Molto più morbida la posizione della Cisl, che infatti il 12 dicembre non parteciperà allo sciopero. Cuccello sta nel mezzo: “Non mi è piaciuto il modo in cui il Jobs act è stato presentato, ma entrando nel merito vi trovo molte proposte che il nostro sindacato ha sempre sostenuto. Dal contratto a tutele crescenti all’estensione del diritto di maternità per le donne. Ecco, per la prima volta si parla di cose importanti”.

Prima c’era stata la testimonianza di Ilaria Boscaglia, novarese laureata con dottorato in antropologia culturale (prima a Torino, poi a Siena) finita a fare la ricercatrice all’università del Rwanda: “Una doppia fuga di cervelli, perché è finita in un Paese molton più povero dell’Italia, ma evidentemente più attrattivo”, sottolinea Valentini. E Ilaria, via Skype dall’Africa: “Trovare un contratto, anche precario, nell’università italiana non è facile. E poi si tende sempre a infantilizzare il ricercatore, a dargli poca fiducia e a gerarchizzarlo. Una cosa fastidiosa, quando si ha trent’anni e già quattro alle spalle di esperienza in ricerca. Qui vivo bene, sono responsabilizzata e ben pagata, ma certo mi sono formata nel mio Paese, anche grazie ai soldi pubblici, e mi piacerebbe tornare e poter dare qualcosa in cambio”.

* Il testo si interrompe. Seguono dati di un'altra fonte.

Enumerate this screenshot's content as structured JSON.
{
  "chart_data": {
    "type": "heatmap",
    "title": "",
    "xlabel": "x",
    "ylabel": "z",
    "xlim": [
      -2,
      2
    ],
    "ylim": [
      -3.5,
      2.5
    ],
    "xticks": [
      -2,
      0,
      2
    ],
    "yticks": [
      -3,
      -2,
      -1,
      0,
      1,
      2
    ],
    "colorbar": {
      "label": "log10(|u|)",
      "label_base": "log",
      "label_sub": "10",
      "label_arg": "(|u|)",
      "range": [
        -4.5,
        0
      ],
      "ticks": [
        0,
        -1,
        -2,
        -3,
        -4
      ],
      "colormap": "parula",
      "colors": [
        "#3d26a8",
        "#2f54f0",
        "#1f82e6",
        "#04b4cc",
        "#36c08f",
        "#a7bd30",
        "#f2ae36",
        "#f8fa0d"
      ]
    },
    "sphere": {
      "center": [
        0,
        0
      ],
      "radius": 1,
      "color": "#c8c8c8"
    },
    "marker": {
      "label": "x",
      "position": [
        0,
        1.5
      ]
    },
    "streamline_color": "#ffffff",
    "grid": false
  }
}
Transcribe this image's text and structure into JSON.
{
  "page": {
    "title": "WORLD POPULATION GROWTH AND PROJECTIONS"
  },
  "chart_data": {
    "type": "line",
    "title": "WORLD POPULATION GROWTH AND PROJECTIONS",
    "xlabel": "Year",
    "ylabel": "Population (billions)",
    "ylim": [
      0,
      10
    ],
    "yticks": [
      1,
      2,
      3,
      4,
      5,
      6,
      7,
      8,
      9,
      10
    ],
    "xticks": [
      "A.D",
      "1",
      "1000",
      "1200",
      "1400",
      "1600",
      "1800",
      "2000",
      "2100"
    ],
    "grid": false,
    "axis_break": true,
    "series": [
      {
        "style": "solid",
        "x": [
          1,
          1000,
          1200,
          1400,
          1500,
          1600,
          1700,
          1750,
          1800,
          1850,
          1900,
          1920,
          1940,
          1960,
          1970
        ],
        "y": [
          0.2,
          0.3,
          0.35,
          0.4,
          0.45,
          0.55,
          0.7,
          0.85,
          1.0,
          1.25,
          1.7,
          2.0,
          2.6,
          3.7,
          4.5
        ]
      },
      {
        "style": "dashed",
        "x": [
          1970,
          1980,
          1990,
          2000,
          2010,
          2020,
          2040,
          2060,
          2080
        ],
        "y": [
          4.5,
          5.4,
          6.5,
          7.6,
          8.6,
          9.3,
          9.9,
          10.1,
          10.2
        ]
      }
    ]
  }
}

E Ichino, giusto per tirar su il morale ai precari depressi, cita un caso limite: “Che una quota di ricercatori se ne vada all’estero è fisiologica nella globalizzazione, il brutto è che noi non riusciamo ad attrarre una quota uguale o superiore di stranieri. Perché? Perché da noi l’accesso è svantaggiato, passa attraverso lunghe code e graduatorie. Come per l’insegnamento musicale in conservatorio, dove le assunzioni sono ferme all’ultima graduatoria del 1990. Finché non si esaurisce quella lista, nulla da fare, e parliamo di graduati nati nel 1966. Perciò, da allora, in Italia potrebbe anche essere nato un nuovo Mozart, o un nuovo Paganini, ma sarebbe certo di non poter insegnare”. Che musica, maestro. Ad orecchio, sembra un Requiem.